D’autre part, la portée du verrouillage est largement diminuée, au point que le terme n’est plus très adapté. En effet, l’accord d’entreprise peut, au sein même des quatre thèmes qui subsistent, s’écarter des règles posées par l’accord de branche « sous réserve d’offrir des garanties au moins équivalentes ». Il ne s’agit plus de laisser la possibilité aux interlocuteurs sociaux dans l’entreprise d’ajouter ou d’améliorer des avantages prévus par la branche. Il s’agit bien de leur permettre de substituer à un avantage précis des avantages analogues.
Des salariés pourraient voir troquer leur prime d’ancienneté issue de l’accord de branche contre une prime de productivité ou de naissance introduite dans l’accord d’entreprise
La convention d’entreprise n’a plus à faire mieux mais à faire à peu près pareil, ce qui pourra certainement aboutir dans certaines situations à une dégradation globale des avantages des salariés. Pour reprendre les exemples de la Ministre du travail, les salariés d’une entreprise pourraient donc ainsi voir troquer leur prime d’ancienneté issue de l’accord de branche contre une prime de productivité ou de naissance introduite dans l’accord d’entreprise. Aujourd’hui en présence d’une clause de verrouillage, les négociateurs dans l’entreprise ne peuvent toucher à la prime d’ancienneté (sauf pour l’améliorer), les autres primes éventuellement prévues par l’accord d’entreprise se cumulant. La supériorité de la convention branche, et corrélativement la sauvegarde des droits des salariés, assurées par les clauses de verrouillage vacillent donc sérieusement.
La primauté des accords de branche remise en cause
Ensuite, la loi Fillon a prévu, en son article 45, une immunisation des accords de branche signés avant 2004 : les accords d’entreprise ne peuvent y déroger de manière défavorable aux salariés. Cette forme de préservation des accords de branche antérieurs à la loi de 2004 est abolie par le projet d’ordonnance. Ce dernier ouvre cependant la possibilité aux négociateurs de branche d’introduire une clause de verrouillage, ce dans les quatre domaines « verrouillables ».

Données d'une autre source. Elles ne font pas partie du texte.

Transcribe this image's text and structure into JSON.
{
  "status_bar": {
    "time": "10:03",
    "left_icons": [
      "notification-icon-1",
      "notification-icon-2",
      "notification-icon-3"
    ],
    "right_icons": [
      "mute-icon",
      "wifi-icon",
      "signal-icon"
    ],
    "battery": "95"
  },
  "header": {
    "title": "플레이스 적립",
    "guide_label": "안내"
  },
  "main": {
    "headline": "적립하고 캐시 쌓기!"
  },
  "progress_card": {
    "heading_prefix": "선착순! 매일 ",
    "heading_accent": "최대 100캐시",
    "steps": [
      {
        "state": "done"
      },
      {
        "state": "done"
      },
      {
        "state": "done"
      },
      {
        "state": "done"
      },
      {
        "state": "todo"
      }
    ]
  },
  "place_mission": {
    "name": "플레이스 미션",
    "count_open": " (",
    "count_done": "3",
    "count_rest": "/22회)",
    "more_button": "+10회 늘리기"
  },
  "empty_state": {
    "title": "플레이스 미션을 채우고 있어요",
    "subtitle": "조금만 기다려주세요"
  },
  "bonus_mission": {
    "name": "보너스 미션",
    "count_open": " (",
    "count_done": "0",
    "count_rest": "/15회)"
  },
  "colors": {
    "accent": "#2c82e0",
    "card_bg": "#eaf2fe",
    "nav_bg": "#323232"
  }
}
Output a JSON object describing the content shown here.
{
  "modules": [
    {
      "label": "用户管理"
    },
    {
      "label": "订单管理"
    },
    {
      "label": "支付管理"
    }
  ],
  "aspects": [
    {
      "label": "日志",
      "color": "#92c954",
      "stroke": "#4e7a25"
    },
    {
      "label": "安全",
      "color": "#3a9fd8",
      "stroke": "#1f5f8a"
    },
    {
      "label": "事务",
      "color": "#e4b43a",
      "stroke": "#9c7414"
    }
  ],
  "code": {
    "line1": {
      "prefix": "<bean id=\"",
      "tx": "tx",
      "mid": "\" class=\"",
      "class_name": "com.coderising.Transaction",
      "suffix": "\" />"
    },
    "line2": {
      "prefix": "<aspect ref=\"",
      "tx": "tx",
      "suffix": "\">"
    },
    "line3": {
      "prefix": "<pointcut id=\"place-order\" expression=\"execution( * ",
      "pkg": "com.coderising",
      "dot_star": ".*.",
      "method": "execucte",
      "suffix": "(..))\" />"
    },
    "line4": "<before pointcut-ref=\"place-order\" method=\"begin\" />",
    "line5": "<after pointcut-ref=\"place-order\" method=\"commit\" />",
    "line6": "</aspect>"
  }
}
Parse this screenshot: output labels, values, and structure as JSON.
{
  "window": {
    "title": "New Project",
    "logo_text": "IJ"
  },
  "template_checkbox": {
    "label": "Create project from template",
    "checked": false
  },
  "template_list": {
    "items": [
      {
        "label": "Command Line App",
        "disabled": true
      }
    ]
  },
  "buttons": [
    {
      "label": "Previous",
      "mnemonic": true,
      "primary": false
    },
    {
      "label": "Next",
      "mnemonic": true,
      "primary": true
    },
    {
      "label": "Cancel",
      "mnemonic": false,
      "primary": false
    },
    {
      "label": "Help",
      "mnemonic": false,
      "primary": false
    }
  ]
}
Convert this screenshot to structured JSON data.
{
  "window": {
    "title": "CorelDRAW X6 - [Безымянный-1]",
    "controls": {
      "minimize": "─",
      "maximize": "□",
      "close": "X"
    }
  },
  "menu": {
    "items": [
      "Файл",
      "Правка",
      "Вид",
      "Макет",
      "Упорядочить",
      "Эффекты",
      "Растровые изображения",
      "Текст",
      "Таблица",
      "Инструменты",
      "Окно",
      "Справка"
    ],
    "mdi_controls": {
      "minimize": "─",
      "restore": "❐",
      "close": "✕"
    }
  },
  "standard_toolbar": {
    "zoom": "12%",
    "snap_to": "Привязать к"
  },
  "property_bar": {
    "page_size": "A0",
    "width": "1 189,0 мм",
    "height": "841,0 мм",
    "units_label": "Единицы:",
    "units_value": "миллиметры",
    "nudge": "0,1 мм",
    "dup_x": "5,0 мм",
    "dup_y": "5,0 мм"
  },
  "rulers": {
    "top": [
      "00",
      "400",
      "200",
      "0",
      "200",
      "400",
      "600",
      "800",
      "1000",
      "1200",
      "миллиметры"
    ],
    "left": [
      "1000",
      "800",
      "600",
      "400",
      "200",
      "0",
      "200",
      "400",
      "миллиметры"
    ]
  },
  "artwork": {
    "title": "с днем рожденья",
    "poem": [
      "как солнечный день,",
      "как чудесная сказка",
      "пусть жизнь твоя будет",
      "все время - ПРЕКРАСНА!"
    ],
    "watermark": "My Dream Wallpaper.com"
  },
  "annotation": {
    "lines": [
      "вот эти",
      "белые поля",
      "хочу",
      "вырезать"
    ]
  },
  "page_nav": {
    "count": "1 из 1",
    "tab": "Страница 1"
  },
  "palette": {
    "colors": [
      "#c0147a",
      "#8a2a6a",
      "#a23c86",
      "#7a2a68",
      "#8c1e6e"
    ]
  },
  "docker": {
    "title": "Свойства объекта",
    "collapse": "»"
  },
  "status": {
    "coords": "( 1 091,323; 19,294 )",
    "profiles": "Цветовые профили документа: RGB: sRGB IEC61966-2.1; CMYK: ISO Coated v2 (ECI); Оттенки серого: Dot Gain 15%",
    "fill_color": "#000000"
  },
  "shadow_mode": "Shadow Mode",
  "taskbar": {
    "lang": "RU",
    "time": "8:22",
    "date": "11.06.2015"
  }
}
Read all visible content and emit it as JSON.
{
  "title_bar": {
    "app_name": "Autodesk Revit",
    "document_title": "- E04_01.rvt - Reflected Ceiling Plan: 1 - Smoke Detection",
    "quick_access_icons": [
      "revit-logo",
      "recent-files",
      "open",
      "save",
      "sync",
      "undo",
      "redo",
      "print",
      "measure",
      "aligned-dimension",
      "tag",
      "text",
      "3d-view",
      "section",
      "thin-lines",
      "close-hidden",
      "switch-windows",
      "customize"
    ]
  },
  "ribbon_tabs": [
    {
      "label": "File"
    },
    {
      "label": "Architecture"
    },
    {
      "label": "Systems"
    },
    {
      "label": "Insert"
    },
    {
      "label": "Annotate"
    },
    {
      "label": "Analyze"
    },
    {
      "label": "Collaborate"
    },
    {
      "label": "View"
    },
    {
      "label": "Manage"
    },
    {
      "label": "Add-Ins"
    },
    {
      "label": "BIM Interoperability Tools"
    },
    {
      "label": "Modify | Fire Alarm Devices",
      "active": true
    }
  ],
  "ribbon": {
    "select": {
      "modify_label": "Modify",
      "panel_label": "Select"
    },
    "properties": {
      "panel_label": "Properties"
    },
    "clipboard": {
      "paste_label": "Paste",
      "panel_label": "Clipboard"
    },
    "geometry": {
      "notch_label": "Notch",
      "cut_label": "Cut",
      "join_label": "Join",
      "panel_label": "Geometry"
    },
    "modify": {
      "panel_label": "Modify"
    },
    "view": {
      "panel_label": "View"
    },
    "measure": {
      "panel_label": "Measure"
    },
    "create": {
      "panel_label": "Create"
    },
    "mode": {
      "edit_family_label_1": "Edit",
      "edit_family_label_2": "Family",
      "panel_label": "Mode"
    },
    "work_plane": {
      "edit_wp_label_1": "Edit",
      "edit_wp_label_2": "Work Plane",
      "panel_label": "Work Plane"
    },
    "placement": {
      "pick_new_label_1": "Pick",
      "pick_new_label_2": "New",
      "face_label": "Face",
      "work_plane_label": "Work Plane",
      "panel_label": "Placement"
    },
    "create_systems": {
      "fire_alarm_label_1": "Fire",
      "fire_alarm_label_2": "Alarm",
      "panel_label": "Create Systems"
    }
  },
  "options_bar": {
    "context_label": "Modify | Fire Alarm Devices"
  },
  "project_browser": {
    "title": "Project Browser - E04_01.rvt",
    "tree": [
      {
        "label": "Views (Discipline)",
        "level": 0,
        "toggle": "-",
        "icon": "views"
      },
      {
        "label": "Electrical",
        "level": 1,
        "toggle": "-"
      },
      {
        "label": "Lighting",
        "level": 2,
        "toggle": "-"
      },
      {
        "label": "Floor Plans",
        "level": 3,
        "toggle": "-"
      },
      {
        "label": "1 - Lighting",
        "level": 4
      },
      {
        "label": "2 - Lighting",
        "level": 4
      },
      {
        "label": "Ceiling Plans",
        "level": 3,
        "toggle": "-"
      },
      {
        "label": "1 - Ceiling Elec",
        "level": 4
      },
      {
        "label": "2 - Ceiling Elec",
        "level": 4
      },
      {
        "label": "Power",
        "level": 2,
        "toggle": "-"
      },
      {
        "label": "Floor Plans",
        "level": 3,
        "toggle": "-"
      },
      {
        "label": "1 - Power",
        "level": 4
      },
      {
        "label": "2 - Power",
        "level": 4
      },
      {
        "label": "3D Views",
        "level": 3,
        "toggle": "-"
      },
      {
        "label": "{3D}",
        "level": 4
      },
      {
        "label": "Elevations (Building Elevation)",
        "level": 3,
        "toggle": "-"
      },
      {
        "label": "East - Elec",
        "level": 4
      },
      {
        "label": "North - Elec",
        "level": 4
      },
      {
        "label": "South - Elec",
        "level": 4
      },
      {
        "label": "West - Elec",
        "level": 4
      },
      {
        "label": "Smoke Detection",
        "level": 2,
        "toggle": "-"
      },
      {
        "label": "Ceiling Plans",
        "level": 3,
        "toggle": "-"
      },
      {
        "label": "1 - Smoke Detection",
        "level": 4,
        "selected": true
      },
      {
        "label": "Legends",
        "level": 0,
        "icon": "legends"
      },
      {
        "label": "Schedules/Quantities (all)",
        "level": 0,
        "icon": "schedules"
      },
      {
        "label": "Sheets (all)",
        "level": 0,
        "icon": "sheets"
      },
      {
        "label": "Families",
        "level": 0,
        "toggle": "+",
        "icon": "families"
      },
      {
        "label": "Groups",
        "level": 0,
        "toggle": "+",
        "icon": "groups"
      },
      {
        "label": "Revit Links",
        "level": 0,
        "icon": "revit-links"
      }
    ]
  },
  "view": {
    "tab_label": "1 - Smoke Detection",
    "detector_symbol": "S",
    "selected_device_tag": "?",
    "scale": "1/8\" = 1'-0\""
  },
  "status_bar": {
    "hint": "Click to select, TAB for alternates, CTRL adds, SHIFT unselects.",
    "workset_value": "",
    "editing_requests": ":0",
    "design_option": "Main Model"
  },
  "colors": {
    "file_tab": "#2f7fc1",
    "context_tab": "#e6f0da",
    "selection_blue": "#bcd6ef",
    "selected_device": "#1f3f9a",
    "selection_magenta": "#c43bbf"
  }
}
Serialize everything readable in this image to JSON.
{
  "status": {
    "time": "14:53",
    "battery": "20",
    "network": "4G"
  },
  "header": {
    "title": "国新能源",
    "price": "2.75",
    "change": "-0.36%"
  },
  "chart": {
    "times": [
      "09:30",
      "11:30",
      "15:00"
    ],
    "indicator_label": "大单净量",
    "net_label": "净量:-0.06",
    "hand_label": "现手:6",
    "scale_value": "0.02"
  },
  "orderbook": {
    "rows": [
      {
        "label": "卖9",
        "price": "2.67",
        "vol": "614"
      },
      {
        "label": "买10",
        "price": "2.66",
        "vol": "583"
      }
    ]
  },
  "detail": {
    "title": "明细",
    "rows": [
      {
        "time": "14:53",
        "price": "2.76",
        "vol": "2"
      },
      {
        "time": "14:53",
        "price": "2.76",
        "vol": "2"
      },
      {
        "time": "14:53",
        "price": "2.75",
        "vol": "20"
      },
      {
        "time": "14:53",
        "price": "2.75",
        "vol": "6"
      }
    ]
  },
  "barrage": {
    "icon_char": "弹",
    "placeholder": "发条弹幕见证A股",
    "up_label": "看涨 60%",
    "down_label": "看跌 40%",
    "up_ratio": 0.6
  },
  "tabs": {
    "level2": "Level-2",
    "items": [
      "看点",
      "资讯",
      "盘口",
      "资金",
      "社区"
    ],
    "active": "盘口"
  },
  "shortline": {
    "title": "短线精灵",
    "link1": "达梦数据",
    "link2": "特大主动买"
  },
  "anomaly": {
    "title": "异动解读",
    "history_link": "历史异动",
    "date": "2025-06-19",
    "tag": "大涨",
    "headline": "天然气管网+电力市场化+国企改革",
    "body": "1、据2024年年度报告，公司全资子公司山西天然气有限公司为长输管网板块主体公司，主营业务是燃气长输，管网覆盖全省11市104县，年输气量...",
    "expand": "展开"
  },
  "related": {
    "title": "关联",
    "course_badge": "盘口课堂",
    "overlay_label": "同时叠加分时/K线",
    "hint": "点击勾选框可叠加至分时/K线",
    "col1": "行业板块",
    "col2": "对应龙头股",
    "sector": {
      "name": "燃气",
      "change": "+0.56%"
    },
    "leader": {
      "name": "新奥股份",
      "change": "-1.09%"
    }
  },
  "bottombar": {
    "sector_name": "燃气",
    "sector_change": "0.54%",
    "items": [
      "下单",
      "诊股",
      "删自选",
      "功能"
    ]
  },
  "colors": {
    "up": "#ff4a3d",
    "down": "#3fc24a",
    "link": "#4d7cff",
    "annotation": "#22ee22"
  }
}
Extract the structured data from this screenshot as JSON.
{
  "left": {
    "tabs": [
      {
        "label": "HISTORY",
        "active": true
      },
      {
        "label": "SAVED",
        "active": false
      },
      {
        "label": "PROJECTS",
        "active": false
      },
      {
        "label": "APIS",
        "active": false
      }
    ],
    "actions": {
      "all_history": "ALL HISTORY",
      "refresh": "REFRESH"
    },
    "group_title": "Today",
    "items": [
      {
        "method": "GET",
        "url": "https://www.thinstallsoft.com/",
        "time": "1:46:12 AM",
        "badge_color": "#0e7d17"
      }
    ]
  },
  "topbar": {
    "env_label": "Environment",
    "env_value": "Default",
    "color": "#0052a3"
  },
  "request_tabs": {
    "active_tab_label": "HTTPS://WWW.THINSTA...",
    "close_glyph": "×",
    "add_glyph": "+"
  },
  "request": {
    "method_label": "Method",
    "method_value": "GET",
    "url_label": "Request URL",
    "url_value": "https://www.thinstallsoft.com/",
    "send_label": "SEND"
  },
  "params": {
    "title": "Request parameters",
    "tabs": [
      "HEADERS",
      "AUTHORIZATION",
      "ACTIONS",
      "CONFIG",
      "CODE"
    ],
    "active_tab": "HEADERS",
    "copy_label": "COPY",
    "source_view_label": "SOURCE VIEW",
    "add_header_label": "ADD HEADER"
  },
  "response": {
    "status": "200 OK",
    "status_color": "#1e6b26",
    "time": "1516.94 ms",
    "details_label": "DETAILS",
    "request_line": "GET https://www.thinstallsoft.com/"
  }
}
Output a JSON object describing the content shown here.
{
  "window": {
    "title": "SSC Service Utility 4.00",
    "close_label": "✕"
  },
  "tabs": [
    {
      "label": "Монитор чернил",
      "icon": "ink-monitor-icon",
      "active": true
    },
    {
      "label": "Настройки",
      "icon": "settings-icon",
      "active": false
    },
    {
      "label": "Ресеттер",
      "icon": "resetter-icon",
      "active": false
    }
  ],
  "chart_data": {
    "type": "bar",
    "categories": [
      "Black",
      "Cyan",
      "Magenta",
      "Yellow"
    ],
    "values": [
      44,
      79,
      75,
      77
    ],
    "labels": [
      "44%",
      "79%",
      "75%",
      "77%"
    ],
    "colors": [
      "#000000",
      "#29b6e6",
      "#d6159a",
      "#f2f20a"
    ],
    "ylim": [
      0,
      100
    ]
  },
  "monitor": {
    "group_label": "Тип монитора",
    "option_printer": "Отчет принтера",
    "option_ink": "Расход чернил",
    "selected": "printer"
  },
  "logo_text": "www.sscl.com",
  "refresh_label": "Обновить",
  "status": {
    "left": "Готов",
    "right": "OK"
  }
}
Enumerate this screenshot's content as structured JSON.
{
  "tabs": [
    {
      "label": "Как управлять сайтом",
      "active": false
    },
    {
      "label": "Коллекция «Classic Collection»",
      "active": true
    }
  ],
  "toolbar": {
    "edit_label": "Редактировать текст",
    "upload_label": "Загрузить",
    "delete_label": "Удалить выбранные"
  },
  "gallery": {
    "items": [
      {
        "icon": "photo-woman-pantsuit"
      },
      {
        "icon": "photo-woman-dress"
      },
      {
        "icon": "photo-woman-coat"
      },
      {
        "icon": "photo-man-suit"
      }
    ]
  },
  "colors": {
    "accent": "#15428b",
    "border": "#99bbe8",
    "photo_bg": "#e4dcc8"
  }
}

Remarquons que l’explicitation de cette possibilité n’était pas nécessaire puisque rien n’a jamais empêché les négociateurs au niveau de la branche d’insérer une telle clause. La précision est d’ailleurs placée à un endroit étrange. Elle est nichée à l’article 14 I de l’ordonnance dans le Titre « Autres dispositions » loin des règles générales que l’on trouve à l’article 1er de l’ordonnance dans le titre intitulé « Place de la négociation collective ». En somme, la primauté des accords de branche anciens a tout simplement disparu au profit d’une possibilité inutilement rappelée d’introduire une clause de verrouillage à l’efficacité réduite.
La dissolution des thèmes « sanctuarisés »
Enfin, le dernier recul de la branche porte sur les domaines de négociation « sanctuarisés ». Depuis 2004, certains thèmes lorsqu’ils sont traités au niveau de la branche ne peuvent faire l’objet que de règles plus favorables au niveau de l’entreprise, aucune clause de verrouillage n’étant nécessaire. Ce sont des matières que l’on considère devoir être règlementées par la branche, à fois pour des raisons d’égalité entre salariés et pour des raisons d’égalisation de la concurrence entre entreprises appartenant à un même secteur économique. La sanctuarisation, à l’instar du verrouillage, a du plomb dans l’aile.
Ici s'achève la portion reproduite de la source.